Case Presentation: A 33-year-old woman with stage 4 CKD, uncontrolled hypertension, obesity status post lap banding, and medication nonadherence presented with two days of worsening dyspnea, orthopnea, and PND. She denied chest pain or infectious symptoms but had missed antihypertensives for a week. Her blood pressure was 246/166 mmHg, and she was hypoxic. Chest X-ray showed pulmonary edema. Labs demonstrated leukocytosis, anemia, creatinine 8.8 mg/dL, BUN 84 mg/dL, eGFR 6 mL/min/1.73m², nephrotic-range proteinuria, hypoalbuminemia, and significant electrolyte abnormalities. NT-proBNP was 25,867. She was admitted to the ICU and started on nicardipine and bumetanide drips but had poor diuretic response and required hemodialysis. Renal function failed to recover, and she progressed to ESRD. Given the rapid decline, a kidney biopsy was performed, revealing chronic thrombotic microangiopathy (TMA) with 15 of 30 globally sclerotic glomeruli and >80% interstitial fibrosis and tubular atrophy, consistent with irreversible hypertensive nephrosclerosis and secondary FSGS. Secondary hypertension workup was negative. Her course was complicated by new blurry vision. MRI showed multiple T2/FLAIR hyperintensities in the periventricular and juxtacortical white matter and a small focus of diffusion restriction, attributed to hypertensive microvascular infarcts. Neurologic evaluation was otherwise unrevealing, and she was started on aspirin.

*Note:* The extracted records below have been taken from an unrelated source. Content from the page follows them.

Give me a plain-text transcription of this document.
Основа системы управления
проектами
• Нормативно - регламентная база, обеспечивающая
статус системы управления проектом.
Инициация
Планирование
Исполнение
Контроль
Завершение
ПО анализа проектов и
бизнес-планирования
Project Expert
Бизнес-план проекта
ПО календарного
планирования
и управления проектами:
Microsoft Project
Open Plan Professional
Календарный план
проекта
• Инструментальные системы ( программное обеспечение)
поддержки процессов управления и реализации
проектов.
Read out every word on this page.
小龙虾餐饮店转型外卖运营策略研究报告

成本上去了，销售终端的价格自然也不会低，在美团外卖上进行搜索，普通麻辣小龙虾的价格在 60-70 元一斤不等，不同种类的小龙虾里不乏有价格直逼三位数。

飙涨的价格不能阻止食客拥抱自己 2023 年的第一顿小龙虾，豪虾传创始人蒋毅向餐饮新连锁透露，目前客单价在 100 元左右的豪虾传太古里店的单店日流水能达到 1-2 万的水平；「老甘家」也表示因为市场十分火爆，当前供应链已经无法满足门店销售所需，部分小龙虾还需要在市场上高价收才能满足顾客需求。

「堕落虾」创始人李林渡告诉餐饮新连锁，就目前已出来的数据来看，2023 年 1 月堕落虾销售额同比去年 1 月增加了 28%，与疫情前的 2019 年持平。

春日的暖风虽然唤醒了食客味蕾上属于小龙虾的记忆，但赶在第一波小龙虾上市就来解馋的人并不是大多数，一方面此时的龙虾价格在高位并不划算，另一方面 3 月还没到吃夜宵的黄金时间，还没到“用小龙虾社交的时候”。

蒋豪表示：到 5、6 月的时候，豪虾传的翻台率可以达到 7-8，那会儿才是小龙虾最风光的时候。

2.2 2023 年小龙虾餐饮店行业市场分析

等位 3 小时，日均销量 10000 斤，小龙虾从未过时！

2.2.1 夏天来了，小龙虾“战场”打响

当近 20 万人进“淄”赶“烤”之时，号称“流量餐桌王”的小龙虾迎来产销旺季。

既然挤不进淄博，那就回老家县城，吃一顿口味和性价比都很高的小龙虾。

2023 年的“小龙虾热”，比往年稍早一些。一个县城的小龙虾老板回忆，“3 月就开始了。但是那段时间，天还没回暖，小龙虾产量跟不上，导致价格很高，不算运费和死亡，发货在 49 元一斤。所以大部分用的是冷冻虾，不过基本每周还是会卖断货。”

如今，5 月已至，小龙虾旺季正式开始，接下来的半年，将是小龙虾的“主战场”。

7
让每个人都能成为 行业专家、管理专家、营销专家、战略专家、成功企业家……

Discussion: TMA is a rare but severe complication of malignant hypertension, driven by endothelial injury and microvascular thrombosis. Hypertension-associated TMA carries a poor renal prognosis, with most patients progressing to ESRD despite therapy. This patient’s extensive glomerulosclerosis and >80% fibrosis reflected chronic, irreversible injury at presentation, limiting the potential for renal recovery even with aggressive blood pressure control. Preserved ADAMTS13 activity and the absence of severe thrombocytopenia supported hypertension-induced TMA rather than primary TMA. Malignant hypertension-related TMA carries the poorest prognosis among all TMA etiologies, with 83.3% of patients progressing to ESRD despite therapeutic intervention. Her neurologic findings highlight the systemic microvascular burden of chronic hypertension. White matter changes and small infarcts arise from sustained endothelial dysfunction and predict future stroke risk and cognitive decline. Early recognition and strict blood pressure control remain crucial to preventing these complications. This case underscores the importance of multidisciplinary care, close follow-up, and addressing medication nonadherence, which significantly decreases the risk of hypertensive emergencies. Given her young age and permanent ESRD, renal transplant evaluation will be necessary, though recurrent hypertensive injury remains a concern.

Conclusions: This case emphasizes the need to recognize chronic TMA as a severe complication of uncontrolled hypertension, particularly in patients with underlying CKD. The irreversible vascular and glomerular injury in this patient highlights the importance of early and aggressive blood pressure control and close follow-up to prevent catastrophic end-organ damage.